Que faire alors ? Se débarrasser de ces reliques coloniales pour se débarrasser de la violence symbolique qu’elles génèrent, et par la même occasion des blessures non cicatrisées qu’elles engendrent et de l’insupportable culpabilité qu’elles charrient ? Certainement pas. Et d’ailleurs, j’entends déjà le chantage à la censure… Il ne s’agit pas de changer le passé ni de le réécrire, mais de changer le présent ; d’ajouter une couche au palimpseste. Il ne s’agit pas d’interdire ou de refaire le passé, mais de le regarder en face et de prendre la parole pour se distancier des processus essentialisants de naguère et de la brutalité de la colonisation. Avec une petite plaque, par exemple. Une plaque qui ferait en sorte que ce que l’on regarde comme un animal de foire ne soit plus le visage aux traits exotiques, mais celui qui a offert ce visage en spectacle comme un objet, et qui appartient désormais à une histoire révolue.

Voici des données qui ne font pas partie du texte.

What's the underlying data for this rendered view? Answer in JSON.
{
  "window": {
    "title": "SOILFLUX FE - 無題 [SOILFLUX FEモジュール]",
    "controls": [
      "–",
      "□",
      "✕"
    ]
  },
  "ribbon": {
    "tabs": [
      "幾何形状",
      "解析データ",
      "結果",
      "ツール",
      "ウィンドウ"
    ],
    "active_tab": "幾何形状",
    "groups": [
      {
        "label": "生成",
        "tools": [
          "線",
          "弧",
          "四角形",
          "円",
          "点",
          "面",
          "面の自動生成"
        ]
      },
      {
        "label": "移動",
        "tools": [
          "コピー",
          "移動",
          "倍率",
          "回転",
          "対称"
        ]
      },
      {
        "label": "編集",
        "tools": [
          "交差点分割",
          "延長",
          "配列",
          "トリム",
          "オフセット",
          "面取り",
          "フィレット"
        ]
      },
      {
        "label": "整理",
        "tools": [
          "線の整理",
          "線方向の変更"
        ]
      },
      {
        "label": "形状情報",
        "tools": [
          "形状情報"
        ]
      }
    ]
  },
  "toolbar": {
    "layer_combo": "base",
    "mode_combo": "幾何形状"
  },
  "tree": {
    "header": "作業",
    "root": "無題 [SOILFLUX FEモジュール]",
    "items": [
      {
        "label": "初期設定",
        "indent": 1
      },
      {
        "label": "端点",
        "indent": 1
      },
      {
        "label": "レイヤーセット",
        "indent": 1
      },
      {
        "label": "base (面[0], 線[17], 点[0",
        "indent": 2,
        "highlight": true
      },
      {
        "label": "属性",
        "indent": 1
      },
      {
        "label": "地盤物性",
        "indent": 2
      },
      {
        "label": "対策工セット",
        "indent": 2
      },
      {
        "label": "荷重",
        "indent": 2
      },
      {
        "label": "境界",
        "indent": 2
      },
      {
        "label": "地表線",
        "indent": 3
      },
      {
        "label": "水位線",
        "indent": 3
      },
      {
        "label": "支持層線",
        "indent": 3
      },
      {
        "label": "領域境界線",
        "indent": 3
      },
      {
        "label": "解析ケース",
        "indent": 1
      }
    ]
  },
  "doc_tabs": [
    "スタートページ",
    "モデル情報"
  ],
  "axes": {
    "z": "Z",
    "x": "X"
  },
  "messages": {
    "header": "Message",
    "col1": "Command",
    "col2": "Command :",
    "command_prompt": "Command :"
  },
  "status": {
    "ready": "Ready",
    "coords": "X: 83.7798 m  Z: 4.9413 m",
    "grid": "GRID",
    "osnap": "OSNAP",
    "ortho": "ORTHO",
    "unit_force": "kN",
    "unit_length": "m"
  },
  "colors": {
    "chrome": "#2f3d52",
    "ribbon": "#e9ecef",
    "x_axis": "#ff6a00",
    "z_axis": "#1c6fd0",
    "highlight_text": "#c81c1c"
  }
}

De telles plaques ne seraient pas de l’ordre du détail. Y voir de futiles réparations seulement symboliques serait une erreur. De telles initiatives seraient au contraire concrètement et directement opérantes. En contribuant à la prise de conscience générale de l’omniprésence de la colonisation dans nos espaces publics, elles mettraient en lumière, en miroir, la colonisation de nos inconscients collectifs par les réflexes colonialistes et racistes dont nous pourrions alors peut-être nous purger.

Mémoires vives

Le retard mémoriel dans nos sociétés est énorme en ce qui concerne le passé colonial ; d’innombrables monuments laissés en l’état qui en sont les stigmates en témoignent dans nos espaces publics. L’heure de vivifier nos mémoires a sonné depuis longtemps. Mais travailler à rendre la Mémoire vive n’a pas tellement à voir avec le passé. La Mémoire vive, c’est une démarche qui consiste à affûter notre qualité de présence au monde présent.

Tant que l’on verra des monuments aux nègres inconnus, alors qu’il y a tant de statues aux blancs connus décorées de laiton et d’inscriptions glorieuses jalonnant notre Histoire, je continuerai à en faire des portraits. Des portraits humains. Des portraits de prochain avec qui je veux construire notre Histoire. Ensemble. Au présent.

Analyse développée pour BePax sur base d’un premier article paru sur lignedecrète

 


[1] Le COLLECTIF MÉMOIRE COLONIALE ET LUTTE CONTRE LES DISCRIMINATIONS organise d’ailleurs dans la capitale des visites guidées. Le thème de ces visites est la colonisation belge à travers le patrimoine. Elles permettent de découvrir la face cachée de l’histoire coloniale belge à travers les monuments, statues, bâtiments et autres  infrastructures qui trônent dans nos rues.